All this is happening, remember, in an economy where roughly two-thirds of American households are owner-occupied. Owning one’s own home, something which for most of this decade was a definite asset, is now a serious liability. Millions of workers can’t move to somewhere with a better job market, and to make matters worse their net worth is now negative — which means that no one will lend them any money, even if they are current on their mortgage payments.
And prices have further to fall: as the commenters yesterday were quick to note, if you plug real-world numbers into a buy-vs-rent calculator, especially if you make the reasonable assumption that rents aren’t going to rise, it’s still generally cheaper to rent than to buy, plus of course you get much more freedom of movement, and the option value of being able to buy a home much more easily in the future after prices have fallen further.
I still think that trying to put an artificial floor under house prices by forcing down mortgage rates is a bad idea, even as it seems to be gaining traction with Team Obama.
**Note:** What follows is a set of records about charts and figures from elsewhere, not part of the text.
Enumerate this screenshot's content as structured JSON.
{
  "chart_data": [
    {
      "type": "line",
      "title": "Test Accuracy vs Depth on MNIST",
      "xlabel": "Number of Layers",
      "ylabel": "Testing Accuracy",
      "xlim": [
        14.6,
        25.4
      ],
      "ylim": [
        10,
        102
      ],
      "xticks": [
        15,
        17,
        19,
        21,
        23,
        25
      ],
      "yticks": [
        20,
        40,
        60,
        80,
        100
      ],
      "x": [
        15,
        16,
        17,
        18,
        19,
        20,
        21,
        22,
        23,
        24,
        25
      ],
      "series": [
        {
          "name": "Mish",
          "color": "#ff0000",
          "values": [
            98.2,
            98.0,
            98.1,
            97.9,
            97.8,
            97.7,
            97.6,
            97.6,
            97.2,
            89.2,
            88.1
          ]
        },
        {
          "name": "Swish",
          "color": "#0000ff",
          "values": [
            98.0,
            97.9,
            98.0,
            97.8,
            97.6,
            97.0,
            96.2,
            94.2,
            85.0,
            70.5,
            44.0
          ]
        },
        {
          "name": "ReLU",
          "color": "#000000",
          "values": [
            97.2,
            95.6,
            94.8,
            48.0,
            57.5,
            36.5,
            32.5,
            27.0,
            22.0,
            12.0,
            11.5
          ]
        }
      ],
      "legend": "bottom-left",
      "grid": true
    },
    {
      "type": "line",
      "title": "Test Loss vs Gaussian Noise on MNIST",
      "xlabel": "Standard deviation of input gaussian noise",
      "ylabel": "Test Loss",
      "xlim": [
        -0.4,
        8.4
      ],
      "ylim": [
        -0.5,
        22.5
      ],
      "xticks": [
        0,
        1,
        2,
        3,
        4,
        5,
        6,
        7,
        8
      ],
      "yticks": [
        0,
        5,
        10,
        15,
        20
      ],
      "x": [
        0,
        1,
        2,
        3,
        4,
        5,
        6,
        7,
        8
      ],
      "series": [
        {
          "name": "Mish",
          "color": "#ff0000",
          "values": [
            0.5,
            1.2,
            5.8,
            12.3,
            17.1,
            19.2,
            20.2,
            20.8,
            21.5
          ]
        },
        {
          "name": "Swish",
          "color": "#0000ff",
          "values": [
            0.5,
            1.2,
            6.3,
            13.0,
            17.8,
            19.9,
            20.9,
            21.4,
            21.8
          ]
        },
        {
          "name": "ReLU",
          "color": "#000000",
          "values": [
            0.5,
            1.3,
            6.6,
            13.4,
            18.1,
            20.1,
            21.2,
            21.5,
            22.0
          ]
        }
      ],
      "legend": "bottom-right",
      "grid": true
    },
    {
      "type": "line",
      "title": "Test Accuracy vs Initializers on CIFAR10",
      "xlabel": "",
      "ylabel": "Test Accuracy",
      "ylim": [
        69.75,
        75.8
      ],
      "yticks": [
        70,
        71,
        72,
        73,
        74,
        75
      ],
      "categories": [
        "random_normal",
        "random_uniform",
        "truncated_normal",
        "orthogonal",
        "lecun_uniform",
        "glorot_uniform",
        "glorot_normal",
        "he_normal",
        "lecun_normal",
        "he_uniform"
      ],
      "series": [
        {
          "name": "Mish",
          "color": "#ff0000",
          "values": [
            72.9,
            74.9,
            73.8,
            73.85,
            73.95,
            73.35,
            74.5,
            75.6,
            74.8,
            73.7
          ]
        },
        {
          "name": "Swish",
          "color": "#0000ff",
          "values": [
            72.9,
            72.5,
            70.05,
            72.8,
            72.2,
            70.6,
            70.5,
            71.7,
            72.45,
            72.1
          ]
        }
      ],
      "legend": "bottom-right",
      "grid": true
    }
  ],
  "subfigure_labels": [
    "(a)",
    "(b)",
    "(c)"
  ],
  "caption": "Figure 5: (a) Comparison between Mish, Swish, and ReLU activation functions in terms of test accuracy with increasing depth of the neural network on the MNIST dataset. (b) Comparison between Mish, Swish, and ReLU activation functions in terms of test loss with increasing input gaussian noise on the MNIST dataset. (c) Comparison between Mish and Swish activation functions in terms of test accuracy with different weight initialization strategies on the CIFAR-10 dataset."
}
But you can see the attraction: it’s something, which at this point seems to be unambiguously better than nothing. And certainly the economy as a whole isn’t going to start growing again so long as house prices and home sales continue to fall at this kind of pace. But my gut feeling is that we’re in for a very long bear market in housing, and that any attempt to turn things around in the short term, if it’s successful, will prove to be short-lived.